18. The process according to claim 17, wherein the solvent alcohols such as methanol, ethanol, propanol, isopropanol, n-butanol, sec-butanol, 2-butanol, t-butanol, 1-pentanol, 2-pentanol, 3-pentanol, 2-methyl-1-butanol, 2-methyl-1-butanol, 2-2-methyl-2-butanol, 3-methyl-2-butanol, 2,2-dimethyl-1-propanol, 1,1,dimethyl-1-propanol, and mixtures thereof; ketones such as acetone, methyl ethyl ketone, methyl isobutyl ketone, 2-butanone, and mixtures thereof; nitriles such as acetonitrile, propionitrile, and mixtures thereof; chlorinated solvents such as dichloromethane, 1,1-dichloroethane, 1,2-dichloroethane, chloroform; aprotic polar solvents N,N-dimethylformamide (DMF), dimethylsulfoxide (DMSO), N,N-dimethylacetamide (DMA), and mixtures thereof; ethers such as tetrahydrofuran, dimethyl ether, diethyl ether, dioxane; water, and miscible mixtures thereof.

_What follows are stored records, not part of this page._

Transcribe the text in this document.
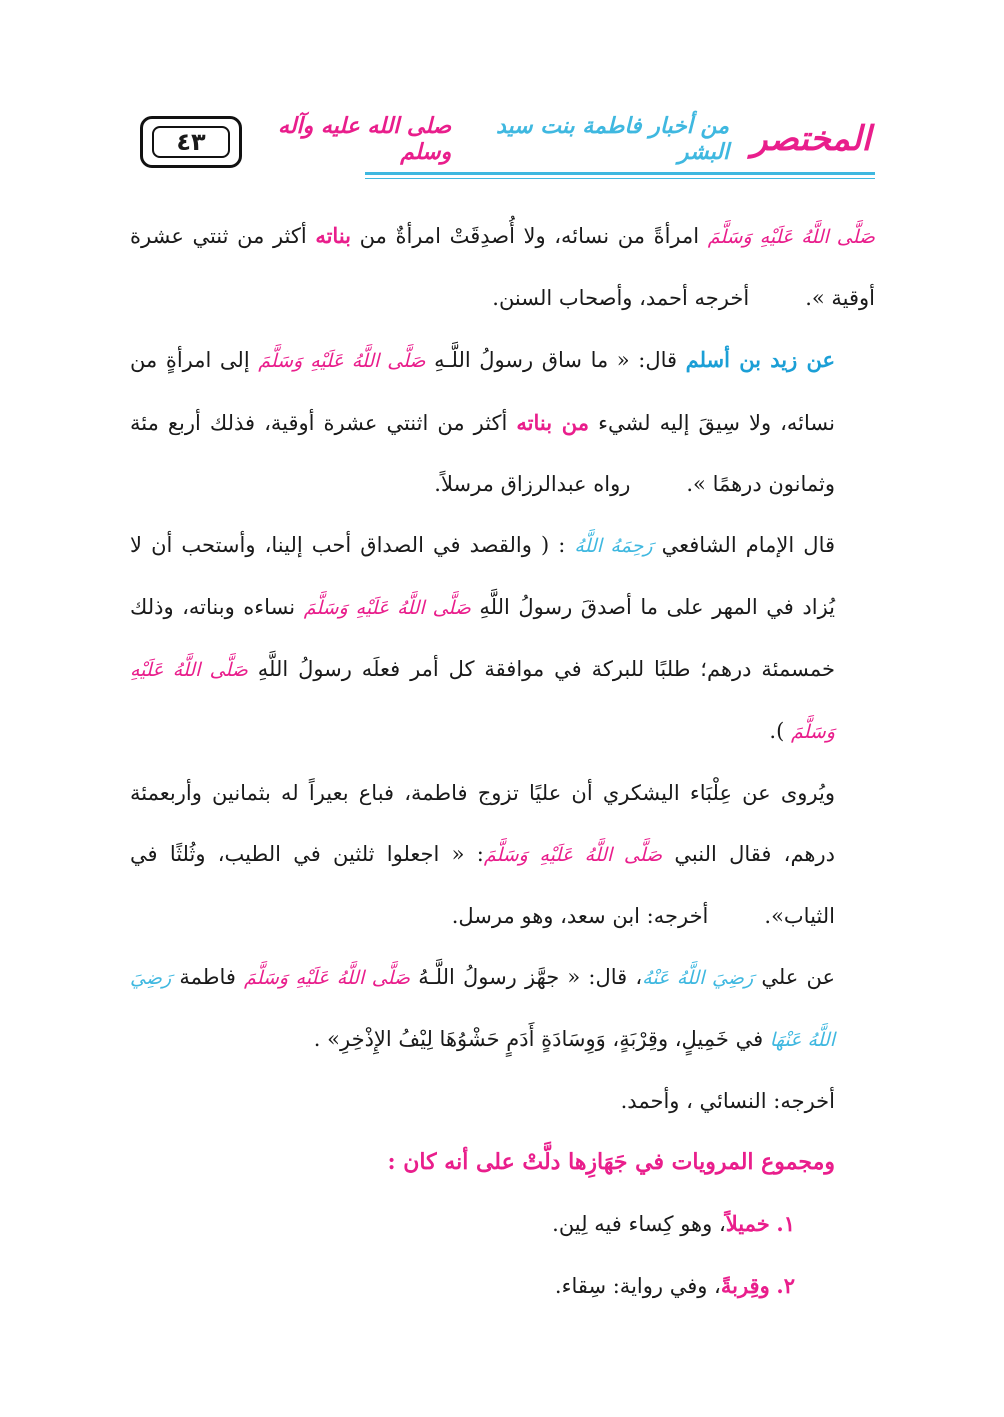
٤٣	المختصر
من أخبار فاطمة بنت سيد البشر
صلى الله عليه وآله وسلم

صَلَّى اللَّهُ عَلَيْهِ وَسَلَّمَ امرأةً من نسائه، ولا أُصدِقَتْ امرأةٌ من بناته أكثر من ثنتي عشرة أوقية ».أخرجه أحمد، وأصحاب السنن.

عن زيد بن أسلم قال: « ما ساق رسولُ اللَّـهِ صَلَّى اللَّهُ عَلَيْهِ وَسَلَّمَ إلى امرأةٍ من نسائه، ولا سِيقَ إليه لشيء من بناته أكثر من اثنتي عشرة أوقية، فذلك أربع مئة وثمانون درهمًا ».رواه عبدالرزاق مرسلاً.

قال الإمام الشافعي رَحِمَهُ اللَّهُ : ( والقصد في الصداق أحب إلينا، وأستحب أن لا يُزاد في المهر على ما أصدقَ رسولُ اللَّهِ صَلَّى اللَّهُ عَلَيْهِ وَسَلَّمَ نساءه وبناته، وذلك خمسمئة درهم؛ طلبًا للبركة في موافقة كل أمر فعلَه رسولُ اللَّهِ صَلَّى اللَّهُ عَلَيْهِ وَسَلَّمَ ).

ويُروى عن عِلْبَاء اليشكري أن عليًا تزوج فاطمة، فباع بعيراً له بثمانين وأربعمئة درهم، فقال النبي صَلَّى اللَّهُ عَلَيْهِ وَسَلَّمَ: « اجعلوا ثلثين في الطيب، وثُلثًا في الثياب».أخرجه: ابن سعد، وهو مرسل.

عن علي رَضِيَ اللَّهُ عَنْهُ، قال: « جهَّز رسولُ اللَّـهُ صَلَّى اللَّهُ عَلَيْهِ وَسَلَّمَ فاطمة رَضِيَ اللَّهُ عَنْهَا في خَمِيلٍ، وقِرْبَةٍ، وَوِسَادَةٍ أَدَمٍ حَشْوُهَا لِيْفُ الإِذْخِرِ» .

أخرجه: النسائي ، وأحمد.

ومجموع المرويات في جَهَازِها دلَّتْ على أنه كان :

١. خميلاً، وهو كِساء فيه لِين.

٢. وقِربةً، وفي رواية: سِقاء.
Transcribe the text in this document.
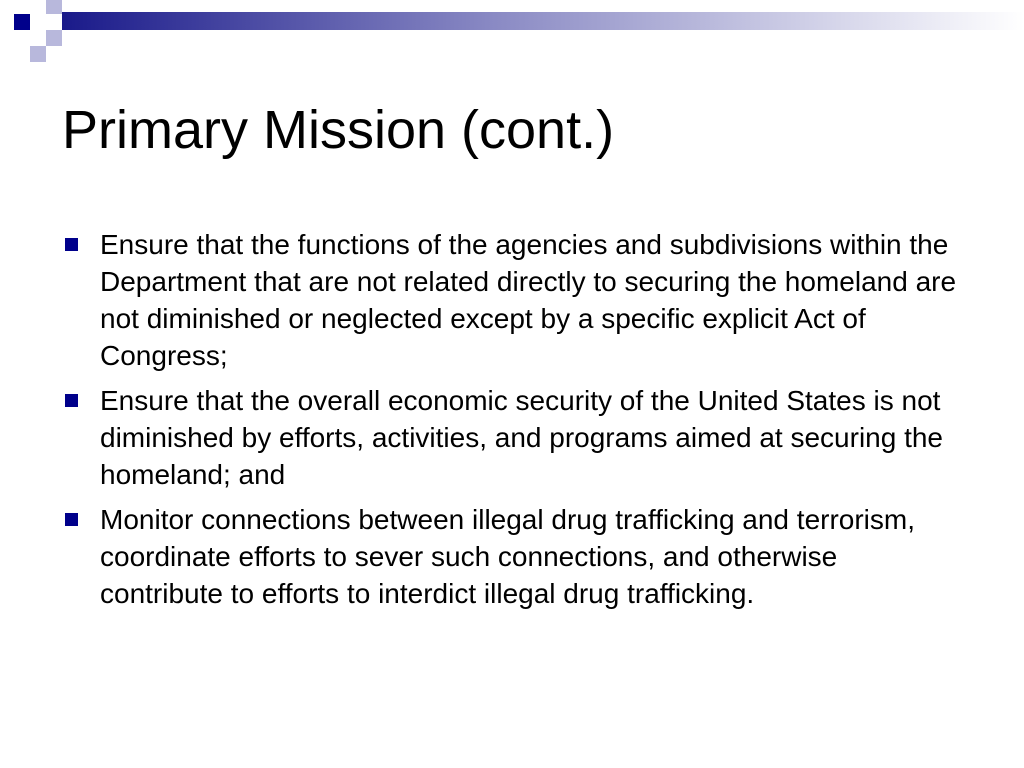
Primary Mission (cont.)
Ensure that the functions of the agencies and subdivisions within the Department that are not related directly to securing the homeland are not diminished or neglected except by a specific explicit Act of Congress;
Ensure that the overall economic security of the United States is not diminished by efforts, activities, and programs aimed at securing the homeland; and
Monitor connections between illegal drug trafficking and terrorism, coordinate efforts to sever such connections, and otherwise contribute to efforts to interdict illegal drug trafficking.
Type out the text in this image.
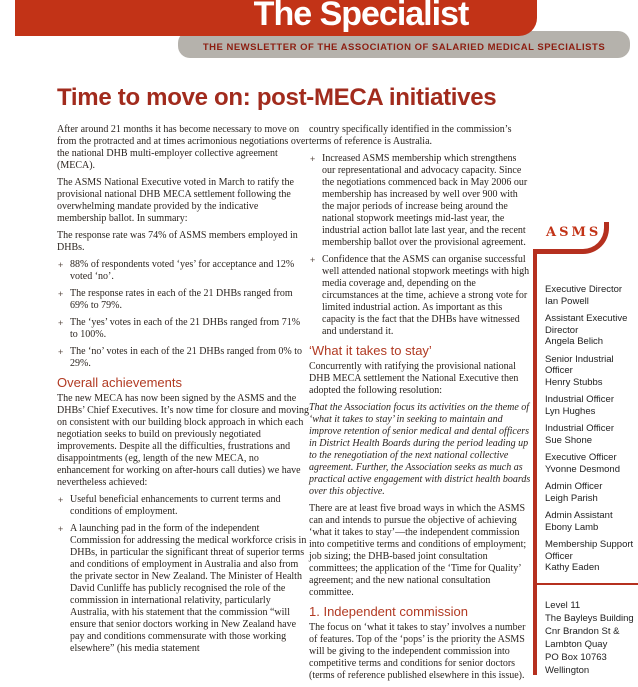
THE NEWSLETTER OF THE ASSOCIATION OF SALARIED MEDICAL SPECIALISTS
The Specialist
Time to move on: post-MECA initiatives
After around 21 months it has become necessary to move on from the protracted and at times acrimonious negotiations over the national DHB multi-employer collective agreement (MECA).
The ASMS National Executive voted in March to ratify the provisional national DHB MECA settlement following the overwhelming mandate provided by the indicative membership ballot. In summary:
The response rate was 74% of ASMS members employed in DHBs.
+ 88% of respondents voted ‘yes’ for acceptance and 12% voted ‘no’.
+ The response rates in each of the 21 DHBs ranged from 69% to 79%.
+ The ‘yes’ votes in each of the 21 DHBs ranged from 71% to 100%.
+ The ‘no’ votes in each of the 21 DHBs ranged from 0% to 29%.
Overall achievements
The new MECA has now been signed by the ASMS and the DHBs’ Chief Executives. It’s now time for closure and moving on consistent with our building block approach in which each negotiation seeks to build on previously negotiated improvements. Despite all the difficulties, frustrations and disappointments (eg, length of the new MECA, no enhancement for working on after-hours call duties) we have nevertheless achieved:
+ Useful beneficial enhancements to current terms and conditions of employment.
+ A launching pad in the form of the independent Commission for addressing the medical workforce crisis in DHBs, in particular the significant threat of superior terms and conditions of employment in Australia and also from the private sector in New Zealand. The Minister of Health David Cunliffe has publicly recognised the role of the commission in international relativity, particularly Australia, with his statement that the commission “will ensure that senior doctors working in New Zealand have pay and conditions commensurate with those working elsewhere” (his media statement
country specifically identified in the commission’s terms of reference is Australia.
+ Increased ASMS membership which strengthens our representational and advocacy capacity. Since the negotiations commenced back in May 2006 our membership has increased by well over 900 with the major periods of increase being around the national stopwork meetings mid-last year, the industrial action ballot late last year, and the recent membership ballot over the provisional agreement.
+ Confidence that the ASMS can organise successful well attended national stopwork meetings with high media coverage and, depending on the circumstances at the time, achieve a strong vote for limited industrial action. As important as this capacity is the fact that the DHBs have witnessed and understand it.
‘What it takes to stay’
Concurrently with ratifying the provisional national DHB MECA settlement the National Executive then adopted the following resolution:
That the Association focus its activities on the theme of ‘what it takes to stay’ in seeking to maintain and improve retention of senior medical and dental officers in District Health Boards during the period leading up to the renegotiation of the next national collective agreement. Further, the Association seeks as much as practical active engagement with district health boards over this objective.
There are at least five broad ways in which the ASMS can and intends to pursue the objective of achieving ‘what it takes to stay’—the independent commission into competitive terms and conditions of employment; job sizing; the DHB-based joint consultation committees; the application of the ‘Time for Quality’ agreement; and the new national consultation committee.
1. Independent commission
The focus on ‘what it takes to stay’ involves a number of features. Top of the ‘pops’ is the priority the ASMS will be giving to the independent commission into competitive terms and conditions for senior doctors (terms of reference published elsewhere in this issue).
ASMS
Executive Director
Ian Powell
Assistant Executive Director
Angela Belich
Senior Industrial Officer
Henry Stubbs
Industrial Officer
Lyn Hughes
Industrial Officer
Sue Shone
Executive Officer
Yvonne Desmond
Admin Officer
Leigh Parish
Admin Assistant
Ebony Lamb
Membership Support Officer
Kathy Eaden
Level 11
The Bayleys Building
Cnr Brandon St &
Lambton Quay
PO Box 10763
Wellington
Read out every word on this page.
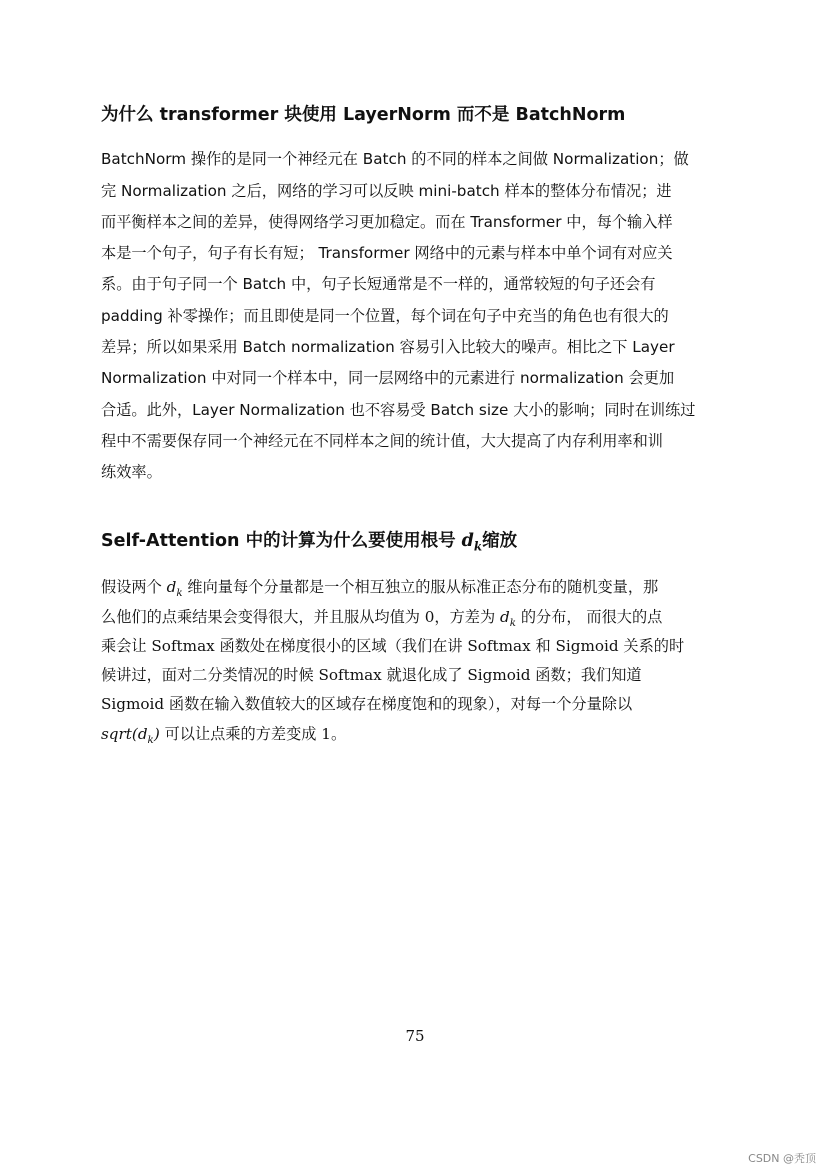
为什么 transformer 块使用 LayerNorm 而不是 BatchNorm
BatchNorm 操作的是同一个神经元在 Batch 的不同的样本之间做 Normalization；做
完 Normalization 之后，网络的学习可以反映 mini-batch 样本的整体分布情况；进
而平衡样本之间的差异，使得网络学习更加稳定。而在 Transformer 中，每个输入样
本是一个句子，句子有长有短； Transformer 网络中的元素与样本中单个词有对应关
系。由于句子同一个 Batch 中，句子长短通常是不一样的，通常较短的句子还会有
padding 补零操作；而且即使是同一个位置，每个词在句子中充当的角色也有很大的
差异；所以如果采用 Batch normalization 容易引入比较大的噪声。相比之下 Layer
Normalization 中对同一个样本中，同一层网络中的元素进行 normalization 会更加
合适。此外，Layer Normalization 也不容易受 Batch size 大小的影响；同时在训练过
程中不需要保存同一个神经元在不同样本之间的统计值，大大提高了内存利用率和训
练效率。
Self-Attention 中的计算为什么要使用根号 $d_k$缩放
假设两个 $d_k$ 维向量每个分量都是一个相互独立的服从标准正态分布的随机变量，那
么他们的点乘结果会变得很大，并且服从均值为 0，方差为 $d_k$ 的分布， 而很大的点
乘会让 Softmax 函数处在梯度很小的区域（我们在讲 Softmax 和 Sigmoid 关系的时
候讲过，面对二分类情况的时候 Softmax 就退化成了 Sigmoid 函数；我们知道
Sigmoid 函数在输入数值较大的区域存在梯度饱和的现象），对每一个分量除以
$sqrt(d_k)$ 可以让点乘的方差变成 1。
75
CSDN @秃顶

19. A process for the purification of nintedanib base which is substantially free from dimer and des-methyl impunity of nintedanib, comprising the steps of:
a. desolvating a nintedanib solvate; and
b. isolating nintedanib base which is substantially free from dimer and des-methyl impurity.
20. The process according to claim 19, wherein the desolvating of the nintedanib solvate is carried out in a solvent; wherein the solvent is selected from the group consisting of an alcohols such as , methanol, ethanol, propanol, isopropanol, 1-butanol, 2-butanol, 2-methyl-2-propanol, 1-pentanol, 2-pentanol, 3-pentanol, 2-methyl-1-butanol, 3,3-methyl-2-butanol, 3-methyl-2-butanol, 2,2-dimethyl-1-propanol, 1,1-dimethyl-1-propanol, and mixtures thereof; chlorinated solvent such as dichloromethane, 1,2-dichloroethane, and mixtures thereof; water, and mixtures thereof.